Heidegger considère la cybernétique comme la conséquence de l'erreur métaphysique occidentale. Conséquence placée au même niveau et mise sur le même plan que ces autres conséquences qu'étaient l'oubli de l'être au profit de l'étant, la contagion démocratique, le mercantilisme et le règne de l'argent, la prédominance de la technique sur l'art, le remplacement du langage faisant sens par celui véhiculant de l'information, celui du calcul logistique (puis logique mathématique) sur la philosophie (3).
 
De ce point de vue, la cybernétique fait cause commune avec la linguistique dans sa tentative de détruire le monde originaire de la philosophie en remplaçant la langue par une métalangue. Baptiste Rappin, après avoir démontré que les théories cybernétiques de l'information constituent, selon les termes mêmes de Heidegger en 1962, «l'agression la plus violente et la plus dangereuse contre le logos», cite (p. 220) cet extrait d’Acheminement vers la parole : «la métalinguistique est la métaphysique de la technicisation universelle de toutes les langues en un seul instrument, l'instrument unique d'information, fonctionnel et interplanétaire». En transformant la parole en instrument de transmission de messages binaires issus de la logique mathématique, la cybernétique informatique tend à modifier l'essence même de l'homme. Poussant la thèse un peu plus loin, Heidegger considère (dans son cours sur Parménide, en 1942-1943) que seule l'écriture manuelle est ontologiquement personnelle et humaine : à partir du moment où la machine à écrire se substitue à la main, une certaine impersonnalité s'empare, nolens volens, du locuteur. (4)
 
Quant au «management» (à ne surtout pas confondre avec l'administration d'une entreprise, car Baptiste Rappin soutient que ces deux termes distincts recouvrent aussi des finalités opposées), il constituerait, en somme, l'application pratique, le passage à l'acte du modèle promu par la cybernétique.
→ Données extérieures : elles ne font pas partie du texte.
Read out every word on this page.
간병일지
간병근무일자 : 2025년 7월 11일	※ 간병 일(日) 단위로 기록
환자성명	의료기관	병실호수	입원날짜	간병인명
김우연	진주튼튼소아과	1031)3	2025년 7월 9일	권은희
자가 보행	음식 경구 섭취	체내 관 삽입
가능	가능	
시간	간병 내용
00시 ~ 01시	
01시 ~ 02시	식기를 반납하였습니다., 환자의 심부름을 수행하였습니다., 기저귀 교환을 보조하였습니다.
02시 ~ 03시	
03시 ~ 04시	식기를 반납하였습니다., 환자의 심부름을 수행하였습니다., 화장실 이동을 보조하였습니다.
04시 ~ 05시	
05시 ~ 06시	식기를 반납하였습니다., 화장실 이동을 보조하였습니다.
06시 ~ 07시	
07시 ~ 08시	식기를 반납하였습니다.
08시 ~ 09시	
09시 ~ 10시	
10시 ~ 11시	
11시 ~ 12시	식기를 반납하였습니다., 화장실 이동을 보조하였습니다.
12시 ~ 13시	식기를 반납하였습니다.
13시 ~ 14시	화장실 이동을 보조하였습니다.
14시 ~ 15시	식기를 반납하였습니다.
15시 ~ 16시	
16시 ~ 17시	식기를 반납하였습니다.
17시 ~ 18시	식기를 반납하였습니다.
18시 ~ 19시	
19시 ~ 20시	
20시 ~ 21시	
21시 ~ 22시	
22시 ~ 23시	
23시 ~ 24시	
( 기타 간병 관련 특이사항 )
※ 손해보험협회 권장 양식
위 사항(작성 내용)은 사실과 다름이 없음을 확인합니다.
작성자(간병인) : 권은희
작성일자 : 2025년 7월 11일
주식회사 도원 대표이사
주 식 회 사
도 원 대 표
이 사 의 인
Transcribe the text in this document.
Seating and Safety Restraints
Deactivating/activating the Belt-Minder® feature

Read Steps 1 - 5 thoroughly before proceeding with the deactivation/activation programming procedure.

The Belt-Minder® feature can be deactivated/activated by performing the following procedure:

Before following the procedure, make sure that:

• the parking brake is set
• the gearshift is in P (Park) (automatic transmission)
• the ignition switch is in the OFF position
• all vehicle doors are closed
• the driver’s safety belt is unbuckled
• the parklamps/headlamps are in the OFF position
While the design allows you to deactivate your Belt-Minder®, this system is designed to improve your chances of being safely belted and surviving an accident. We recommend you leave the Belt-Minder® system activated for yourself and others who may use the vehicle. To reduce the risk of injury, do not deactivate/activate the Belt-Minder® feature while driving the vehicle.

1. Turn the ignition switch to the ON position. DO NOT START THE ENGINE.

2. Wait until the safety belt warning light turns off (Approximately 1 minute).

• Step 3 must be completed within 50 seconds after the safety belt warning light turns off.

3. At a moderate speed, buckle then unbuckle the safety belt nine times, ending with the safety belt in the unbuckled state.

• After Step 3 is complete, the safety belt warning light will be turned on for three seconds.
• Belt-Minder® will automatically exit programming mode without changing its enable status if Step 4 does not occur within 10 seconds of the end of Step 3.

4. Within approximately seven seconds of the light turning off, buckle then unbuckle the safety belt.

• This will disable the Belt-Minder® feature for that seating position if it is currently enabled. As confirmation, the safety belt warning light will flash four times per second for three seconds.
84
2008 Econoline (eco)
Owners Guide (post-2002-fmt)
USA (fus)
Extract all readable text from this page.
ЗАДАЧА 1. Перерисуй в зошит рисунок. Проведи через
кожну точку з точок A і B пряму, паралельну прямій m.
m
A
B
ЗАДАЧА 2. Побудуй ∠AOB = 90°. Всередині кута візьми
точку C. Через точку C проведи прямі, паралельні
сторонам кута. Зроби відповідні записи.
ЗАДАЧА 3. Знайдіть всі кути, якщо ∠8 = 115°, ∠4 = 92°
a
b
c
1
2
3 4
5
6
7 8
Son histoire et sa critique sont nourries, détaillées, intéressantes : si on souhaitait un équivalent moderne de la sophistique, alors, assurément, le management en serait un, et de taille puisqu'il vise par essence à dominer, à contrôler et à augmenter son emprise, du fait même de sa visée pratique première : créer une organisation (qu'elle soit économique ou non) et augmenter sa puissance, dans un contexte de flux permanent, de différenciation constante, de catastrophe entropique. Montrer en quoi le platonisme, le néoplatonisme, le gnosticisme (tous les trois clairement bien que succinctement résumés) peuvent être utilisés pour ou contre ce mouvement postmoderne (Deleuze, Derrida, Lyotard sont aussi convoqués) et en quoi Heidegger se situe par rapport à eux tous, est un des aspects les plus inattendus de cette seconde section de la troisième partie. Une pensée de la technique, de l'organisation, du travail, du système réactif tel que Norbert Wiener l'avait conçue, me semblerait cependant convoquer deux noms ici presque absents : ceux de Spinoza (à cause du conatus) et de Hegel (à cause du travail comme négativité). Je remarque, à ce propos, que les études de Heidegger sur Hegel ne font pas partie de la bibliographie utilisée. Dommage, car il y aurait eu matière à quelques remarques intéressantes. Baptiste Rappin a utilisé le monumental traité (volontairement inédit du vivant de l'auteur, écrit en 1936-1938, traduit par François Fédier en 2013 pour Gallimard et la Bibliothèque de philosophie-NRF) intitulé Apports à la philosophie dans lequel l'organisation est un thème majeur. Mais Heidegger analyse d'une manière très variable le sujet dans ce traité : la technique des extraits cités, largement employée par Baptiste Rappin, trouve ici une limite car rien d'unifié ne peut s'en dégager.
 
Heidegger n'est pas, contrairement à l'image entretenue depuis longtemps par certains de ses exégètes, ennemi de l'organisation ni hostile à la technique : simplement, il met en garde contre la possibilité d'une dérive philosophique manifestée par leur mauvais usage. Et il est assez fasciné par leur succès, annonçant les ambitions transhumanistes qu'il a clairement entrevues.
 
Nous pouvons considérer que ce livre de Baptiste Rappin, traitant en apparence d'un simple aspect de la pensée de Heidegger et bien que ce ne fût donc pas son objet premier, y introduit assez bien.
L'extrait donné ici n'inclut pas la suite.